Objectives: To prepare lactose-salbutamol powder blends, varying in blend ratio, and identify any relationships between salbutamol dose, electrostatic characteristics and in vitro aerosol performance.
Methods: Decanted lactose and micronized salbutamol sulfate was mixed to produce five blends (equivalent to 50, 100, 200, 300 and 400 µg salbutamol per 33 mg of powder). 33 ± 1 mg of a blend was loaded into a Cyclohaler™ and dispersed into the electrical Next Generation Impactor (eNGI) at an air flow rate of 60 L/min. This was conducted in triplicate for all five lactose-salbutamol blends.

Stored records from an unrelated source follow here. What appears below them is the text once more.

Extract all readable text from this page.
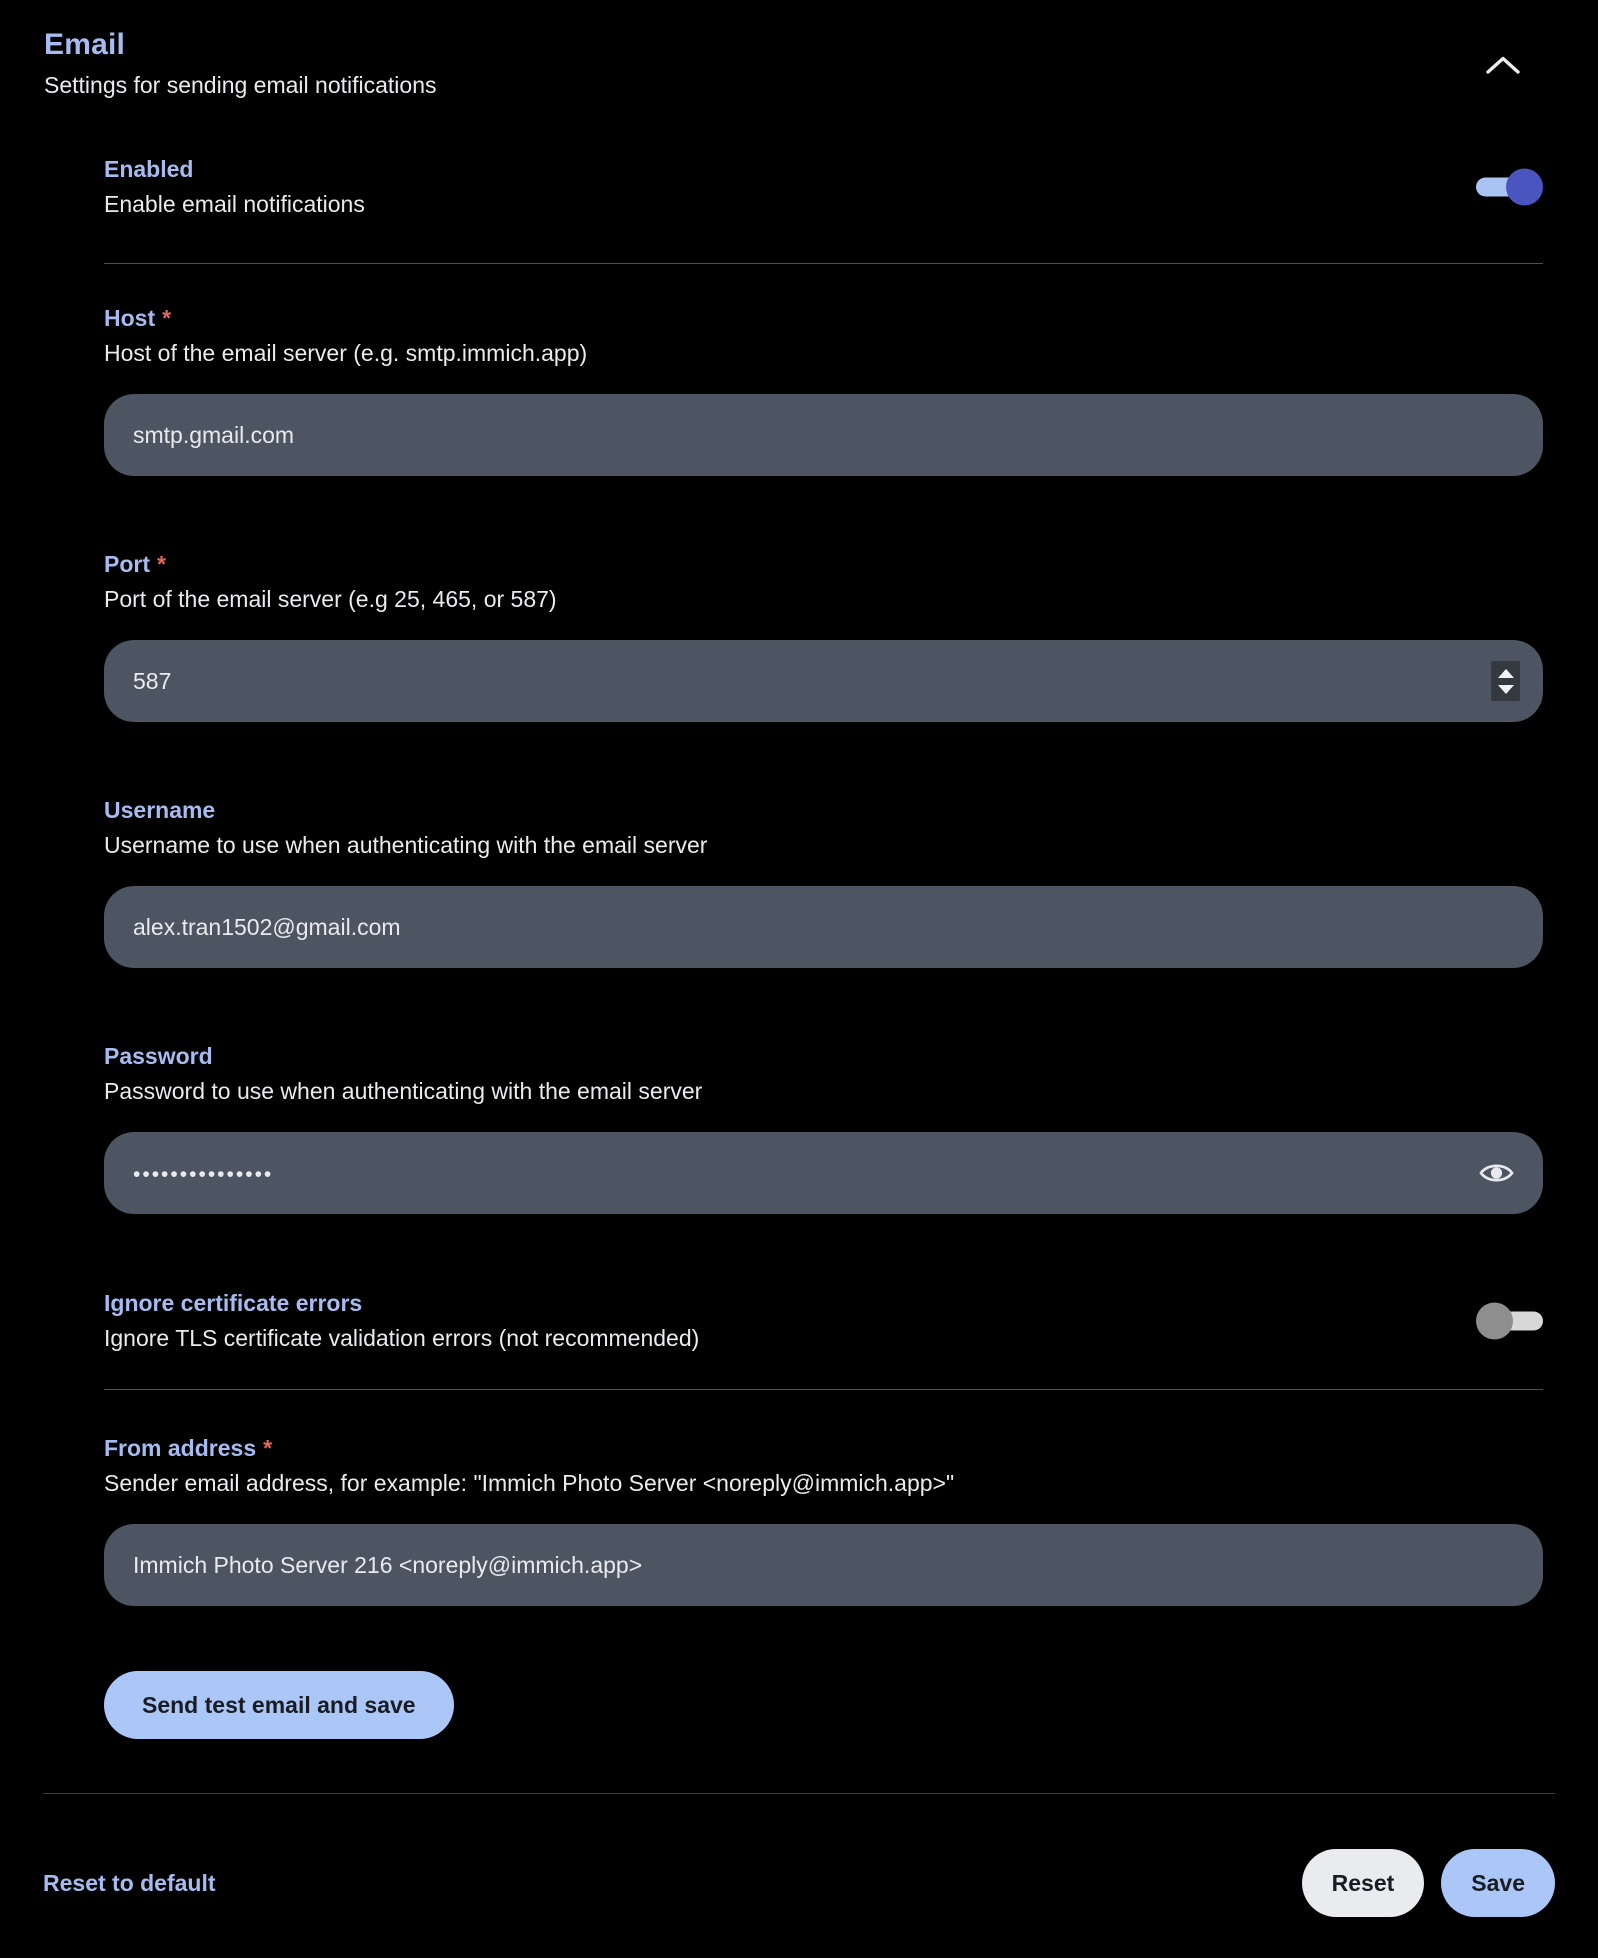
Email

Settings for sending email notifications

Enabled
Enable email notifications
Host *
Host of the email server (e.g. smtp.immich.app)
smtp.gmail.com
Port *
Port of the email server (e.g 25, 465, or 587)
587
Username
Username to use when authenticating with the email server
alex.tran1502@gmail.com
Password
Password to use when authenticating with the email server
•••••••••••••••
Ignore certificate errors
Ignore TLS certificate validation errors (not recommended)
From address *
Sender email address, for example: "Immich Photo Server <noreply@immich.app>"
Immich Photo Server 216 <noreply@immich.app>
Send test email and save
Reset to default	Reset	Save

Results: Fine particle fraction increased with salbutamol dose, from 5.89 ± 1.42 to 21.35 ± 2.91%. Specific charge (charge divided by mass) distributions for each blend were greatest in magnitude for the 50 µg blend and similar in magnitude between all other blends. However, in eNGI Stage 1 (>8.06 µm), specific charge decreased from 100 µg (−170.4 ± 45.8 pC/µg) to 400 µg (−10.0 ± 9.1 pC/µg).
Conclusions: The improvement in fine particle fraction with increased salbutamol dose was indicative of fine drug binding to high and low energy sites on the lactose carrier surface. This finding was supported by electrostatic charge results, but the aerosol charge itself was not found to influence aerosol performance by electrostatic forces.